Lalu mana visi-misinya? Itulah dia! Ketika punya bekal data, ia lupa menjelaskan visi-misinya dalam tema-tema yang menjadi isu debat. Kalaupun bisa dianggap visi-misi Anies dan Sandi, mungkin itu ada di kalimat terakhir: "Kami akan mengembalikan Jakarta yang kepemimpinannya efektif."
Pertanyaannya: bagaimana mencapai birokrasi dan kepemimpinan Jakarta yang efektif?
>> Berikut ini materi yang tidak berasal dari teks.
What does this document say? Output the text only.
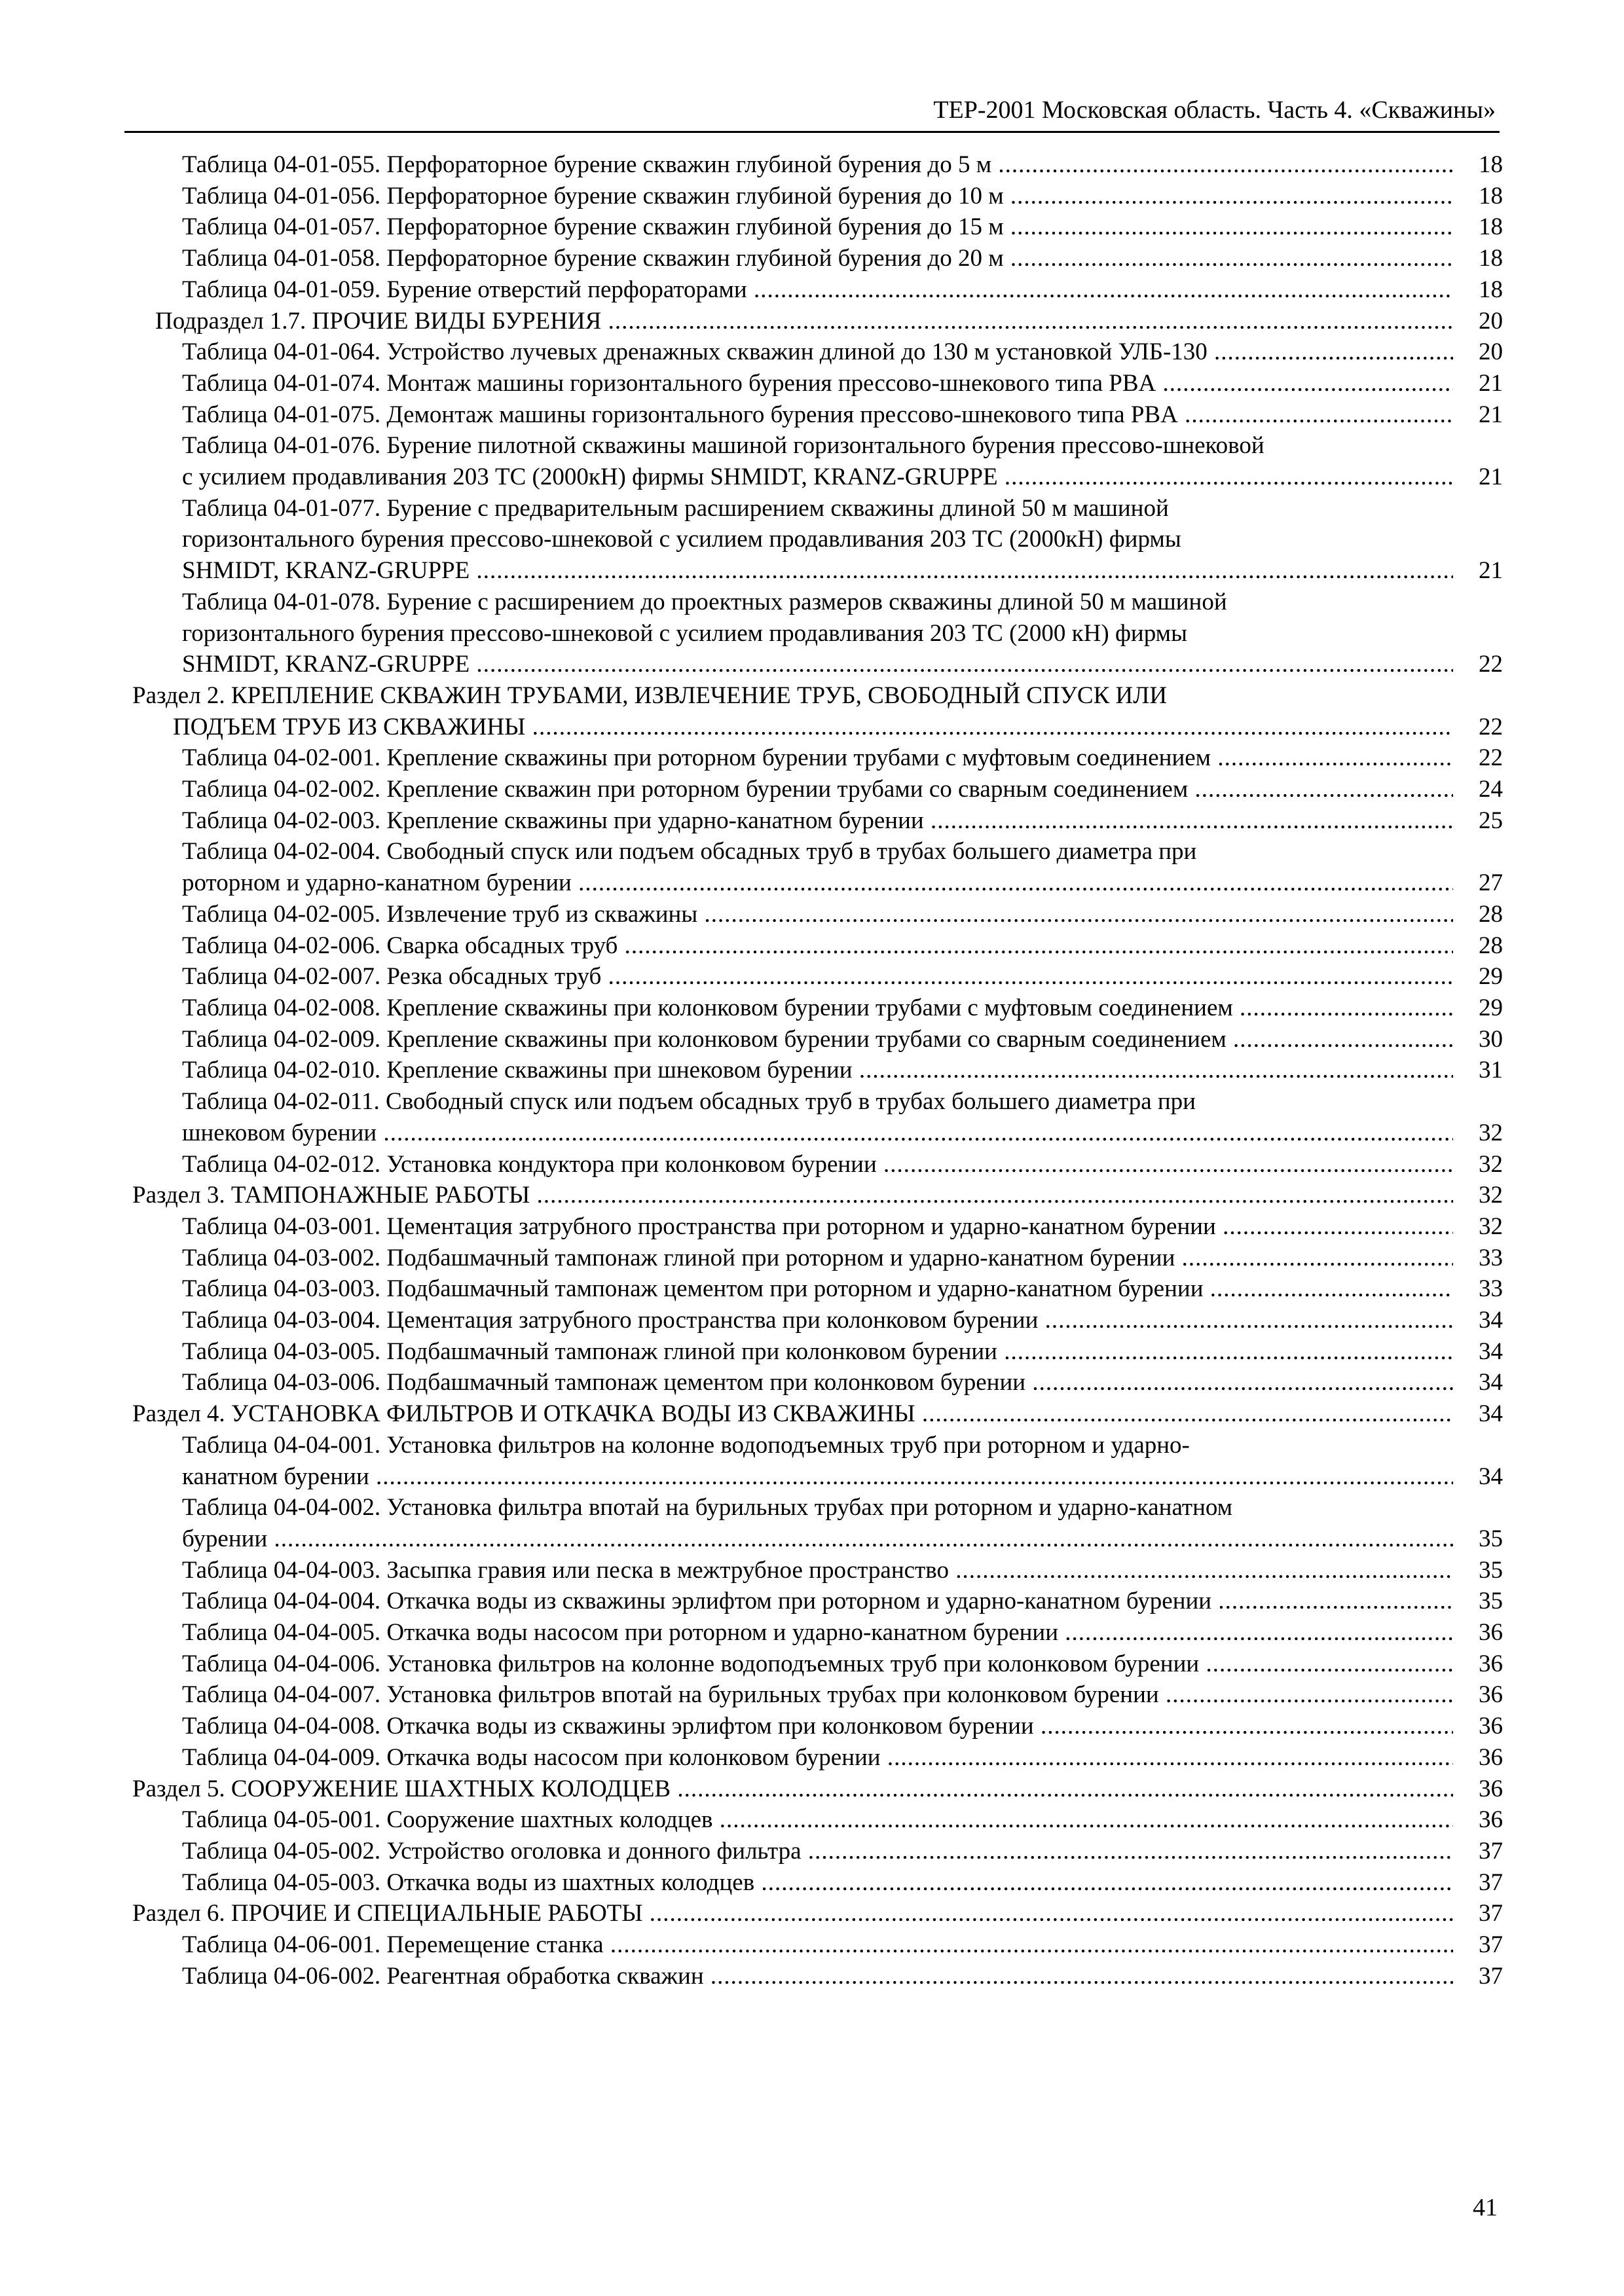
ТЕР-2001 Московская область. Часть 4. «Скважины»
Таблица 04-01-055. Перфораторное бурение скважин глубиной бурения до 5 м .....	18
Таблица 04-01-056. Перфораторное бурение скважин глубиной бурения до 10 м .....	18
Таблица 04-01-057. Перфораторное бурение скважин глубиной бурения до 15 м .....	18
Таблица 04-01-058. Перфораторное бурение скважин глубиной бурения до 20 м .....	18
Таблица 04-01-059. Бурение отверстий перфораторами .....	18
Подраздел 1.7. ПРОЧИЕ ВИДЫ БУРЕНИЯ .....	20
Таблица 04-01-064. Устройство лучевых дренажных скважин длиной до 130 м установкой УЛБ-130 .....	20
Таблица 04-01-074. Монтаж машины горизонтального бурения прессово-шнекового типа PBA .....	21
Таблица 04-01-075. Демонтаж машины горизонтального бурения прессово-шнекового типа PBA .....	21
Таблица 04-01-076. Бурение пилотной скважины машиной горизонтального бурения прессово-шнековой
с усилием продавливания 203 ТС (2000кН) фирмы SHMIDT, KRANZ-GRUPPE .....	21
Таблица 04-01-077. Бурение с предварительным расширением скважины длиной 50 м машиной
горизонтального бурения прессово-шнековой с усилием продавливания 203 ТС (2000кН) фирмы
SHMIDT, KRANZ-GRUPPE .....	21
Таблица 04-01-078. Бурение с расширением до проектных размеров скважины длиной 50 м машиной
горизонтального бурения прессово-шнековой с усилием продавливания 203 ТС (2000 кН) фирмы
SHMIDT, KRANZ-GRUPPE .....	22
Раздел 2. КРЕПЛЕНИЕ СКВАЖИН ТРУБАМИ, ИЗВЛЕЧЕНИЕ ТРУБ, СВОБОДНЫЙ СПУСК ИЛИ
ПОДЪЕМ ТРУБ ИЗ СКВАЖИНЫ .....	22
Таблица 04-02-001. Крепление скважины при роторном бурении трубами с муфтовым соединением .....	22
Таблица 04-02-002. Крепление скважин при роторном бурении трубами со сварным соединением .....	24
Таблица 04-02-003. Крепление скважины при ударно-канатном бурении .....	25
Таблица 04-02-004. Свободный спуск или подъем обсадных труб в трубах большего диаметра при
роторном и ударно-канатном бурении .....	27
Таблица 04-02-005. Извлечение труб из скважины .....	28
Таблица 04-02-006. Сварка обсадных труб .....	28
Таблица 04-02-007. Резка обсадных труб .....	29
Таблица 04-02-008. Крепление скважины при колонковом бурении трубами с муфтовым соединением .....	29
Таблица 04-02-009. Крепление скважины при колонковом бурении трубами со сварным соединением .....	30
Таблица 04-02-010. Крепление скважины при шнековом бурении .....	31
Таблица 04-02-011. Свободный спуск или подъем обсадных труб в трубах большего диаметра при
шнековом бурении .....	32
Таблица 04-02-012. Установка кондуктора при колонковом бурении .....	32
Раздел 3. ТАМПОНАЖНЫЕ РАБОТЫ .....	32
Таблица 04-03-001. Цементация затрубного пространства при роторном и ударно-канатном бурении .....	32
Таблица 04-03-002. Подбашмачный тампонаж глиной при роторном и ударно-канатном бурении .....	33
Таблица 04-03-003. Подбашмачный тампонаж цементом при роторном и ударно-канатном бурении .....	33
Таблица 04-03-004. Цементация затрубного пространства при колонковом бурении .....	34
Таблица 04-03-005. Подбашмачный тампонаж глиной при колонковом бурении .....	34
Таблица 04-03-006. Подбашмачный тампонаж цементом при колонковом бурении .....	34
Раздел 4. УСТАНОВКА ФИЛЬТРОВ И ОТКАЧКА ВОДЫ ИЗ СКВАЖИНЫ .....	34
Таблица 04-04-001. Установка фильтров на колонне водоподъемных труб при роторном и ударно-
канатном бурении .....	34
Таблица 04-04-002. Установка фильтра впотай на бурильных трубах при роторном и ударно-канатном
бурении .....	35
Таблица 04-04-003. Засыпка гравия или песка в межтрубное пространство .....	35
Таблица 04-04-004. Откачка воды из скважины эрлифтом при роторном и ударно-канатном бурении .....	35
Таблица 04-04-005. Откачка воды насосом при роторном и ударно-канатном бурении .....	36
Таблица 04-04-006. Установка фильтров на колонне водоподъемных труб при колонковом бурении .....	36
Таблица 04-04-007. Установка фильтров впотай на бурильных трубах при колонковом бурении .....	36
Таблица 04-04-008. Откачка воды из скважины эрлифтом при колонковом бурении .....	36
Таблица 04-04-009. Откачка воды насосом при колонковом бурении .....	36
Раздел 5. СООРУЖЕНИЕ ШАХТНЫХ КОЛОДЦЕВ .....	36
Таблица 04-05-001. Сооружение шахтных колодцев .....	36
Таблица 04-05-002. Устройство оголовка и донного фильтра .....	37
Таблица 04-05-003. Откачка воды из шахтных колодцев .....	37
Раздел 6. ПРОЧИЕ И СПЕЦИАЛЬНЫЕ РАБОТЫ .....	37
Таблица 04-06-001. Перемещение станка .....	37
Таблица 04-06-002. Реагентная обработка скважин .....	37
41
Itu yang seharusnya dijelaskan Anies, dan sayangnya beberapa kali ia luput menjelaskan karena terlalu bersemangat menggunakan data.
Begitu pula saat di sesi kelima, ketika membicarakan Angka Partisipasi Murni anak SMA. Menurut Anies, APM Jakarta hanya 68 persen. Ini benar. Sebab APM DKI Jakarta untuk tingkat SMA di tahun ajaran 2015/2016 memang 67,91 persen.
Seharusnya cukup di situ saja. Tapi tidak. Anies kemudian menyerang lagi: "APM Jakarta Utara ada di bawah Biak."
Sayang datanya tidak tepat. Angka Partisipasi Murni (APM) Indonesia untuk tingkat SMA dan sederajat menunjukkan nilai 59,10% pada tahun ajaran 2015/2016. Sedangkan APM Kab. Biak Numfor untuk tingkat SMA dan sederajat menunjukkan nilai 51,49% pada tahun ajaran 2015/2016. Sedangkan APM Jakarta Utara untuk tingkat SMA dan sederajat menunjukkan nilai 51,79% pada tahun ajaran 2015/2016. Tipis memang, tapi tetap saja Jakarta Utara masih di atas Biak, bukan di bawah seperti yang dikatakan Anies.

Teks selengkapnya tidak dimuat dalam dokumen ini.